Шабанов быстро привязал веревку к сумке.
— Держи! — и он стал опускать ее вниз.
Отвязав сумку, Константин поторопил:
— Давай еще одну!
— Сейчас…
Приняв сумки, Скалолаз для безопасности оттащил их подальше в кусты. Степан, крепко ухватившись за веревку, стремительно спустился, почувствовав, как под перчатками слегка прижгло кожу.
— Теперь к машине, — подхватил Шабанов сумки. — Только ради бога, не зацепись за что-нибудь!
Знакомой дорогой, сжимая в руках по две наполненные сумки, избегая наступать на сухие ветки, зашагали через чернеющий сад к проему. Протолкнув сумки через ограду, Степан перелез.
— Давай ты, только поаккуратнее, — обернулся он к взволнованному Константину.
— Держи, — протолкнул тот объемную сумку, потом вторую, поменьше. После чего быстро перелез сам.
Сняли с себя полиэтиленовые накидки, маски и сунули их в сумку. Вот теперь можно дышать поровнее.
Машина стояла на прежнем месте, укрытая за кустами, словно за стеной. Уже не таясь, Степан с Константином устремились к ней. Дверцы легковушки распахнулись, и Шабанов увидел взволнованное лицо Назара.
— Почему так долго, командир? Вы должны были выйти еще с полчаса назад. Мы уже начали нервничать.
— Все в порядке, — устало улыбнулся Степан, загружая в открывшийся багажник сумки. — А ты за меня переживала, детка? — ткнулся он губами в щеку Варваре, подавшейся навстречу.
— И ты еще спрашиваешь? Даже не представляешь как!
— Как все прошло? — спросил Назар.
— Почти по плану. Расскажу все потом, я сам сяду за руль.
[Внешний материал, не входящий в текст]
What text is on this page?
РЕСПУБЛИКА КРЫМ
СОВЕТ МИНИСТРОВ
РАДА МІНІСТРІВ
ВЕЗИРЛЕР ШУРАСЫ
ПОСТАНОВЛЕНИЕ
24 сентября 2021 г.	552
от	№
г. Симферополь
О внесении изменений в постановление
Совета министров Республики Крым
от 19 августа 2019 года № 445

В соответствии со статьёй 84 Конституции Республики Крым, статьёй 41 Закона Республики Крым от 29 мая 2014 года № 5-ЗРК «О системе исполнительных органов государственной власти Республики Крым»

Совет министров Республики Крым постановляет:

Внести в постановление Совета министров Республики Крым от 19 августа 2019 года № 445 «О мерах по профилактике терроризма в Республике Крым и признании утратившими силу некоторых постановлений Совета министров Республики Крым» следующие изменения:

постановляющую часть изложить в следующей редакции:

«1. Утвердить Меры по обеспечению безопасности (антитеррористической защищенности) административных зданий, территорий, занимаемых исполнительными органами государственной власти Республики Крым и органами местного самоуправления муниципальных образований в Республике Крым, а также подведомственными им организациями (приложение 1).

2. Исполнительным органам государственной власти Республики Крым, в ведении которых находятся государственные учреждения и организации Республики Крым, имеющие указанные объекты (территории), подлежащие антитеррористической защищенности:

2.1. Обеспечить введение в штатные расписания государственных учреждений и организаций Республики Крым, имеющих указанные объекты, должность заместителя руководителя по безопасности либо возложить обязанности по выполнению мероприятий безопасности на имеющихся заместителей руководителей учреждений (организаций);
— Договорились, — отозвался Сумароков, освобождая водительское место.
Подошел Константин, запыхавшийся, заметно взволнованный. Перехватив у него сумки, Назар втиснул их между двумя другими.
— Отчего такие тяжелые? — спросил он, удивляясь.
— Таким тяжелым может быть только золото, — солидно отозвался Константин.
— Уж лучше бы алмазы… Ладно, разберемся, — ответил Сумароков, хлопнув крышкой багажника. — Золотишко на мелкие расходы пойдет.
Шутка была оценена — Константин довольно улыбнулся.
— Все, я еду! Встречаемся у меня.
Включив габариты, Шабанов медленно, стараясь не зацепить кузовом близлежащие кусты, выехал на дорогу. Только отъехав на значительное расстояние, включил ближний свет.
Назар с Константином зашагали к дому Степана. Главное не поддаваться накатившейся эйфории и не прыгать на радостях посредине безмолвной улицы: такое странное поведение непременно будет замечено, если не полицейскими, так случайными прохожими.
— Может, все-таки на попутке? — предложил Константин. — Народу ведь немного. Устал чертовски!